O Ceará vem se consolidando como um dos principais polos de energias renováveis do Brasil e, junto com a chegada de grandes projetos de geração, surgem novas oportunidades para empreendedores locais. A movimentação no setor vai desde pequenas instaladoras de painéis solares até empresas especializadas em manutenção de parques eólicos e startups de tecnologia voltadas para energia limpa.
Um estado que já é referência em energia limpa
De acordo com a Secretaria do Desenvolvimento Econômico do Ceará (SDE), o Complexo Solar Lagoinha, inaugurado em Russas em junho de 2025, tem capacidade de abastecer cerca de 200 mil residências e gerou mais de mil empregos diretos e indiretos na região. Para o governo estadual, esse é um exemplo de como os grandes empreendimentos impulsionam a cadeia de serviços e negócios locais.
No campo da energia eólica, o Ceará já soma 2,65 GW em operação distribuídos em centenas de aerogeradores, segundo dados da Agência Nacional de Energia Elétrica (Aneel) e do Instituto de Pesquisa e Estratégia Econômica do Ceará (Ipece). Além disso, o estado lidera projetos em licenciamento, inclusive na modalidade offshore, ainda em fase de estudos.
Já a energia solar distribuída, aquela instalada em telhados, comércios e pequenos terrenos, também avança. De acordo com a Associação Brasileira de Energia Solar Fotovoltaica (Absolar), o Ceará ultrapassou a marca de 1 GW em geração distribuída em 2024, com investimentos superiores a R$ 5 bilhões no setor.
Onde o empreendedor encontra espaço
O crescimento da matriz renovável no estado abre frentes de atuação para quem deseja empreender. As áreas mais promissoras incluem instalação de sistemas fotovoltaicos, manutenção de parques solares e eólicos (O&M), logística especializada e consultoria em licenciamento ambiental.

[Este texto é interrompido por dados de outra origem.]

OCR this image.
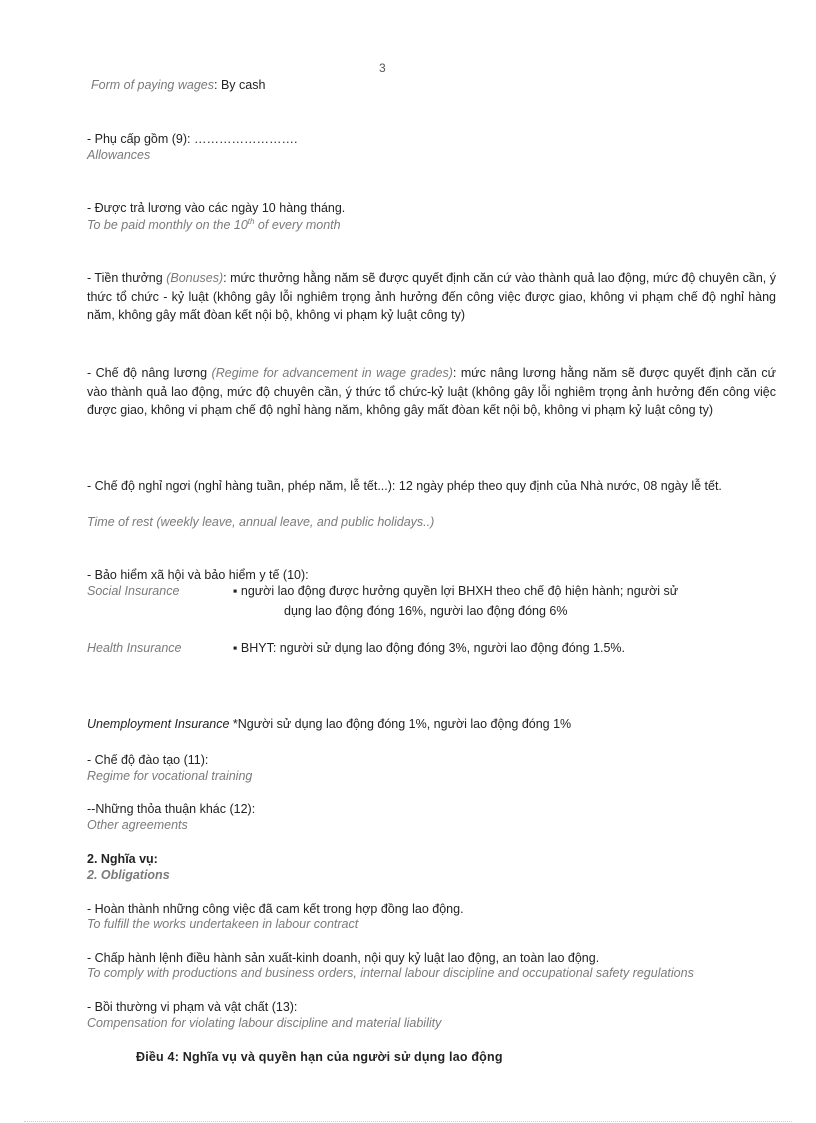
3
Form of paying wages: By cash
- Phụ cấp gồm (9): …………………….
Allowances
- Được trả lương vào các ngày 10 hàng tháng.
To be paid monthly on the 10th of every month
- Tiền thưởng (Bonuses): mức thưởng hằng năm sẽ được quyết định căn cứ vào thành quả lao động, mức độ chuyên cần, ý thức tổ chức - kỷ luật (không gây lỗi nghiêm trọng ảnh hưởng đến công việc được giao, không vi phạm chế độ nghỉ hàng năm, không gây mất đòan kết nội bộ, không vi phạm kỷ luật công ty)
- Chế độ nâng lương (Regime for advancement in wage grades): mức nâng lương hằng năm sẽ được quyết định căn cứ vào thành quả lao động, mức độ chuyên cần, ý thức tổ chức-kỷ luật (không gây lỗi nghiêm trọng ảnh hưởng đến công việc được giao, không vi phạm chế độ nghỉ hàng năm, không gây mất đòan kết nội bộ, không vi phạm kỷ luật công ty)
- Chế độ nghỉ ngơi (nghỉ hàng tuần, phép năm, lễ tết...): 12 ngày phép theo quy định của Nhà nước, 08 ngày lễ tết.
Time of rest (weekly leave, annual leave, and public holidays..)
- Bảo hiểm xã hội và bảo hiểm y tế (10):
Social Insurance	▪ người lao động được hưởng quyền lợi BHXH theo chế độ hiện hành; người sử
dụng lao động đóng 16%, người lao động đóng 6%
Health Insurance	▪ BHYT: người sử dụng lao động đóng 3%, người lao động đóng 1.5%.
Unemployment Insurance *Người sử dụng lao động đóng 1%, người lao động đóng 1%
- Chế độ đào tạo (11):
Regime for vocational training
--Những thỏa thuận khác (12):
Other agreements
2. Nghĩa vụ:
2. Obligations
- Hoàn thành những công việc đã cam kết trong hợp đồng lao động.
To fulfill the works undertakeen in labour contract
- Chấp hành lệnh điều hành sản xuất-kinh doanh, nội quy kỷ luật lao động, an toàn lao động.
To comply with productions and business orders, internal labour discipline and occupational safety regulations
- Bồi thường vi phạm và vật chất (13):
Compensation for violating labour discipline and material liability
Điều 4: Nghĩa vụ và quyền hạn của người sử dụng lao động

A Abeeólica (Associação Brasileira de Energia Eólica e Novas Tecnologias) destaca em seu Boletim Anual 2025 que o setor já movimenta uma extensa cadeia de fornecedores, que vai da produção de torres metálicas até serviços de engenharia. No Ceará, isso significa mais oportunidades para pequenas e médias empresas que consigam atender às demandas regionais.
No segmento de inovação, eventos como o Proenergia 2025, promovido pelo Sindienergia-CE, e a Intersolar South America, realizada em São Paulo, mostraram que startups voltadas para monitoramento remoto, softwares de eficiência e modelos de “energia como serviço” estão conquistando espaço, inclusive com participação de empresas cearenses.
Apoio e capacitação
Para preparar os pequenos negócios, o Sebrae Ceará lançou a iniciativa Trilha Solar 2025, voltada à capacitação de empreendedores interessados em atuar no setor. Segundo o Sebrae, a formação inclui desde noções técnicas até planejamento financeiro, justamente para reduzir barreiras de entrada e ampliar a competitividade.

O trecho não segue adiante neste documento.